Agacée, Constanza repousse brutalement l'instrument, osseux, chiffonné, tacheté, de cette curiosité désarçonnée. Oui, celle qui faisait tomber les coeurs ne peut tomber plus bas ; seulement, Constanza l'ambitieuse, pressent que la Célestina peut encore lui servir. Alors, elle patiente, mais dès qu'elle n'en aura plus besoin, elle la jettera, encombrante raclure, pour s'élancer comme la barque sur l'eau. Alors, adieu les postillons infects, les jupons dont les chiens même s'éloignent, l'haleine à faire fuir un cheval au galop, l'intrusion des doigts qui veulent voir et savoir, la jalousie tapie sous le compliment. Dieu la garde de devenir ce pantin à la caboche brinquebalante frisant la calvitie, attifé d'immondes chiffons, linceul prémonitoire. Elle, elle fera mieux. Elle sait le pouvoir de l'oeil qui invite, du buste qui se penche, du pied qui se cambre. Convaincue qu'il y a lieu de faire prospérer ses appas, elle est prête à livrer son corps au stupre pour cueillir le fruit convoité. Aucun compromis n'est à écarter. Contrairement à ses cuisses qu'elle ouvrira à l'homme du peuple comme à l'aristocrate. Espérant toutefois, par ses bonnes manières acquises avec avidité au fil de ses accointances, attirer le plus souvent le noble héritier. Et jusqu'à l'homme d'Eglise. N'a-t-elle point ouï dire que plus d'une belle de nuit avait baisé l'anneau cardinalice avant que de se faire baiser ecclésiastiquement ? Les voies du Seigneur sont impénétrables !

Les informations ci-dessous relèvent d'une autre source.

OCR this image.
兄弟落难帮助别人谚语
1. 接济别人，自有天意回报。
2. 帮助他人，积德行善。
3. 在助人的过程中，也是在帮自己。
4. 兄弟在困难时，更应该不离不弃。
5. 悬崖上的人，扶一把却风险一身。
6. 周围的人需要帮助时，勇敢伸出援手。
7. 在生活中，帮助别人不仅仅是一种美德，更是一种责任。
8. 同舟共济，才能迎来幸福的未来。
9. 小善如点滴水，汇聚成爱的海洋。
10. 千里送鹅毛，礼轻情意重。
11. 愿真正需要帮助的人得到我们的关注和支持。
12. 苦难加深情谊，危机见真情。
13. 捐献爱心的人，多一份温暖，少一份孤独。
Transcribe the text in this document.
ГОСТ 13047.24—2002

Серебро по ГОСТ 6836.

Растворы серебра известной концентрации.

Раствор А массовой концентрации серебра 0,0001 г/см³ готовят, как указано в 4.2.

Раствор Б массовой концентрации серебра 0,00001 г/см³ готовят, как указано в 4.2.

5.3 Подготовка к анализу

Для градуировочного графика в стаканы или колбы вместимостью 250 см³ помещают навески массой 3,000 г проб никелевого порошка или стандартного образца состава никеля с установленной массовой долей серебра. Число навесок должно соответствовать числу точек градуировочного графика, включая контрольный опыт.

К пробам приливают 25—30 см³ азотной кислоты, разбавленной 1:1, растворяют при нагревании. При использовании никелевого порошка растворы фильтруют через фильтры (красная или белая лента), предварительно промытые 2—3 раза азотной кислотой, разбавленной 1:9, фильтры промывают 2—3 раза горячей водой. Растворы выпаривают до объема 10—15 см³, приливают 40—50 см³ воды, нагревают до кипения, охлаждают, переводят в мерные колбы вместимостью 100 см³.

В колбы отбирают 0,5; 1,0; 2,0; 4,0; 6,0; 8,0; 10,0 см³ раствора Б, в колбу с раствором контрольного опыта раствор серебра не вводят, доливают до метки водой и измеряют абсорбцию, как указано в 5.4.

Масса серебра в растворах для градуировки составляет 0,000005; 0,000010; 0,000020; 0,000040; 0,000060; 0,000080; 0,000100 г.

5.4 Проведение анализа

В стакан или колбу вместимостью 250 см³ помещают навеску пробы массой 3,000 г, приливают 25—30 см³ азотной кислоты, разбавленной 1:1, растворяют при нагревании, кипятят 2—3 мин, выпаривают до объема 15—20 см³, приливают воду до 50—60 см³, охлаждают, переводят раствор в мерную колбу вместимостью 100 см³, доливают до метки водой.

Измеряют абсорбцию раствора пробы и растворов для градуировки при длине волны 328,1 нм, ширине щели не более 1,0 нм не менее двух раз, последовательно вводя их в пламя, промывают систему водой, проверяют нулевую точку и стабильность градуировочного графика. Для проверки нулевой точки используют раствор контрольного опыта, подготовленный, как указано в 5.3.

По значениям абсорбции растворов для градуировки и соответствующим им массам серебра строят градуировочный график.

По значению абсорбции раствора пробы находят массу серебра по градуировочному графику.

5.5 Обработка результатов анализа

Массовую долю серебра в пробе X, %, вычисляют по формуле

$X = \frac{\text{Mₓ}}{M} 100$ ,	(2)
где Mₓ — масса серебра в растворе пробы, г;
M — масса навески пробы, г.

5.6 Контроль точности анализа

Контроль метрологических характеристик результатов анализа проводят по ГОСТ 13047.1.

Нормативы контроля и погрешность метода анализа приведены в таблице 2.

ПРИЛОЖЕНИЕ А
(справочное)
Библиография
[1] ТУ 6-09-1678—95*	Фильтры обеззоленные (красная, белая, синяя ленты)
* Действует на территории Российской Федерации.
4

Mais tout doux, se garder des outrances qui font perdre l'esprit. Et ne jamais se départir du flair aiguisé d'un chien de chasse pour détecter le sillage du chacal qui s'approche à pattes feutrées sous ses oripeaux de soupirant.
Faire enfler son pécule. Débourser à bon escient pour se parer au mieux, porter robe de satin, bustier brodé, peigne en écaille et mantille en dentelle de Bruges, se familiariser avec le beau-parler.
Pour enfin parader triomphante aux arènes, au bras d'un hidalgo qui lui sourit, tandis que d'un poignet nonchalant, elle fait de son éventail, palpiter la soie qui chatoie.
Elle est là rêvant, ravie. La vieille s'est assoupie.
Saisissant son miroir, elle y surprend un reflet louangeur, y entrevoit une glorieuse destinée. Elle glousse, se lève et disparaît, abandonnant la maquerelle qui s'est prise à ronfler.